The women’s movement has implemented its own communication policies, in accordance with the Platform for Action. Latin American and Caribbean women decided to prioritize some of these recommendations. In a meeting held in Santiago in 1997, the participants considered that there were three recommendations that were central to developing joint strategic actions:

  • Encouraging communications networks among women, including electronic networks (par. 239, f.)
  • Creating networks among NGO, women’s, and professional organizations to facilitate greater participation of women in the media (par. 242, c.)
  • Promoting training in gender issues for media professionals to avoid stereotypes and encourage gender equity when reporting the news (par. 243, c.)

The Women’s Office in Colombia and Venezuela has taken into account these principles in the TV programmes that they produce regularly. The need to put into action their rights in the communications field made Chilean women struggle for a place in the National Television Committee.

Since 1992, the Women's Network of the World Association of Community Radio Broadcasters (AMARC) developed a series of gender and communication workshops as key to their policy of equal opportunities for women in radio production. In 1999, this network had 245 members in 21 countries: 26% were radio directors, 64% producers, seven percent (7%) journalists and three percent (3%) researchers. The network has links to seven national networks that total approximately 1,500 community radio women in Latin America and the Caribbean. At the beginning, these workshops focused only on women. In 1995, men started to be invited to the training workshops, where people learned about radio techniques and gender theory. The workshops introduced the issue of masculinity and the cultural construction of men’s identity was also analyzed.

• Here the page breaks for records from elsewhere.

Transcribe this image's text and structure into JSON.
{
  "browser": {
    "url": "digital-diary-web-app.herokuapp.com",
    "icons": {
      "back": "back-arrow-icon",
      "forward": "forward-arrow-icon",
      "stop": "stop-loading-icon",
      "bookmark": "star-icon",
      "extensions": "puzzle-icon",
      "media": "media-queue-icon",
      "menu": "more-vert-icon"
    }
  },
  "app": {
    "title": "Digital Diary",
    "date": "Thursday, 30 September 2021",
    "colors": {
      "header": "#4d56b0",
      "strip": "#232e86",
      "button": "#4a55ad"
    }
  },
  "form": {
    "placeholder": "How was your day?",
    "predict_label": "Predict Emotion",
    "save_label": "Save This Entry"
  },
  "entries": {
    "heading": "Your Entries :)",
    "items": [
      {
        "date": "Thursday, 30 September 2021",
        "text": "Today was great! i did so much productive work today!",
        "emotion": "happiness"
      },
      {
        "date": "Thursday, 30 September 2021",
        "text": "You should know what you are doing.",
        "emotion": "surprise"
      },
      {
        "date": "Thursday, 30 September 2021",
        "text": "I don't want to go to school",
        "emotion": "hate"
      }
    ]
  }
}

Men attended the workshops timidly, but lately there has been an almost equal participation of women and men in these activities.

In 1999, AMARC Women's Network conducted a survey analyzing 36 radio programmes produced by their members in Argentina, Brazil, Bolivia, Chile, Colombia, Cuba, Ecuador, Haiti, Honduras, Mexico, Nicaragua, Panama and Peru. It showed that women were in charge of all sorts of radio programmes: magazines, clips, micro-programmes, dramas, soap operas, interviews, news and information, story telling, debates, etc, where they discussed and presented all sorts of issues. Most of the women belong to the community where the radio station is located, and know the needs and struggles of their audience and their message is not divorced from their people.

Women's Media Watch (WMW) in Jamaica repositioned itself after working some years as an action group against media violence, exploring how this may contribute to legitimizing and perpetuating violence against women in Caribbean societies. WMW developed an image as a "group of men-bashing feminists." So, instead of criticizing, they established the Media Awards commending journalists and media houses for their achievements. They discovered that they could build alliances with media workers so as to portray a different image of women in the media.

The Caribbean Institute for Media and Communication (CARIMAC) began to change its focus in the area of research on women/gender and media. Its previous work had given great emphasis on quantitative baseline studies. It changed its emphasis from figures on job and task descriptions to the use of gendered symbols, values, meanings, and signification. This perspective has enriched research and has opened the way toward cultural interpretation, analysis of actions and language and studies of the relations in the media organizations.

In the last five years, women’s organizations have advanced in raising awareness of their right to communicate as part of their citizenship. For this reason, they devoted their efforts to putting into practice the Platform for Action recommendations to civil society. They led advancements for equality within the media; created and strengthened their own media and communications devices; initiated networks to facilitate their interactions as citizens; and encouraged women’s access to new communications technologies.